Em 2012, a exposição "Corpos Presentes", coletânea dos principais trabalhos de Antony Gormley, escultor britânico de fama internacional, ocupou o CCBB de São Paulo (depois o CCBB-Rio, e até o início do ano estava no CCBB-Brasilia)
Um prédio do início do século XX, construído dentro da concepção clássica da época, fruto da prosperidade econômica trazida pelo café.
Além do interior do centro cultural, os bonecos-homens de Gormley, na instalação "Event Horizon", realizada anteriormente em Londres e Nova York, ocuparam as ruas e os topos de edifício do centro de São Paulo. Não havia como evitar a contundência dessas formas, desses corpos. Aglomeradas numa estrutura pendente do alto da clarabóia do edifício e ao longo do hall de entrada, as esculturas em ferro das mesmas proporções que as do corpo do artista se dispunham como um índice de posições corporais, de sentimentos humanos. Na frente do prédio, uma escultura em pose ereta, com a qual qualquer pedestre podia brincar - vesti-la, pixá-la, colocar chapéu, boné, amarrar bicicletas (era uma determinação do próprio Gormley). Ao redor do CCBB, esculturas suicidas distribuídas em cima dos edifícios, que podiam ser vistas do Vale do Anhangabaú, do Viaduto do Chá, da Praça do Patriarca, da Praça Ramos.

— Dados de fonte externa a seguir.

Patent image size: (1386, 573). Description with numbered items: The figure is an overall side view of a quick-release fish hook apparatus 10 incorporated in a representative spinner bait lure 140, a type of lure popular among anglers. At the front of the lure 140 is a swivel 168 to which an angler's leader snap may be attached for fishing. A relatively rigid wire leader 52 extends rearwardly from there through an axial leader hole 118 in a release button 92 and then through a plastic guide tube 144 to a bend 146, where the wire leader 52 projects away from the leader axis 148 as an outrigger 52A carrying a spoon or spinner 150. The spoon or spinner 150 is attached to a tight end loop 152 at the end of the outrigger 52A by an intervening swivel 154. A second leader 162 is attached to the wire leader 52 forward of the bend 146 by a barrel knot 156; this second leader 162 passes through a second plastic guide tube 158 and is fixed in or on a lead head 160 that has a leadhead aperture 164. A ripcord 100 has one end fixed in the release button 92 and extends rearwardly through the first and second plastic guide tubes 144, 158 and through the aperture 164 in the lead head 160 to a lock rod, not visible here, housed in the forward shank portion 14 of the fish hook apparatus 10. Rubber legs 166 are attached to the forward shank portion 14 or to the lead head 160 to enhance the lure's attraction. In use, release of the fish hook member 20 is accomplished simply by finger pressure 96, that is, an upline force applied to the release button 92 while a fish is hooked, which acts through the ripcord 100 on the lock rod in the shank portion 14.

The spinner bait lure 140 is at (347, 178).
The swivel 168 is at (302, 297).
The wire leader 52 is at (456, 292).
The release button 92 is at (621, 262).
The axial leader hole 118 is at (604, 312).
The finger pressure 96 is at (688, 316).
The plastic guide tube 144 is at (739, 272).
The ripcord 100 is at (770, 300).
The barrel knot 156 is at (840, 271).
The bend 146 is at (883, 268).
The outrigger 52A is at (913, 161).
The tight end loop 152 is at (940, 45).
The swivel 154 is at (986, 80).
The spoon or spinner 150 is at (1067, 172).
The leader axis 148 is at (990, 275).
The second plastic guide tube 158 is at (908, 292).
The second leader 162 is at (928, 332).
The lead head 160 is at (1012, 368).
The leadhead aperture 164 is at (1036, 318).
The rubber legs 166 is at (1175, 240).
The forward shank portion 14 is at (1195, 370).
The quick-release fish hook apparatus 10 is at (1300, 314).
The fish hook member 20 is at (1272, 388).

As esculturas de Gormley têm esse poder de nos guiar o olho. Tanto para elas próprias como para o contexto espacial e urbano no qual elas estão dispostas. O prédio de inspiração clássica art-nouveau do CCBB de São Paulo se deu a perceber para os espectadores da exposição de uma outra maneira, assim como o entorno urbano do centro de São Paulo. Uma paisagem que antes passava despercebida passou a ser notada. Sem necessidade de mapas ou sinais de indicação...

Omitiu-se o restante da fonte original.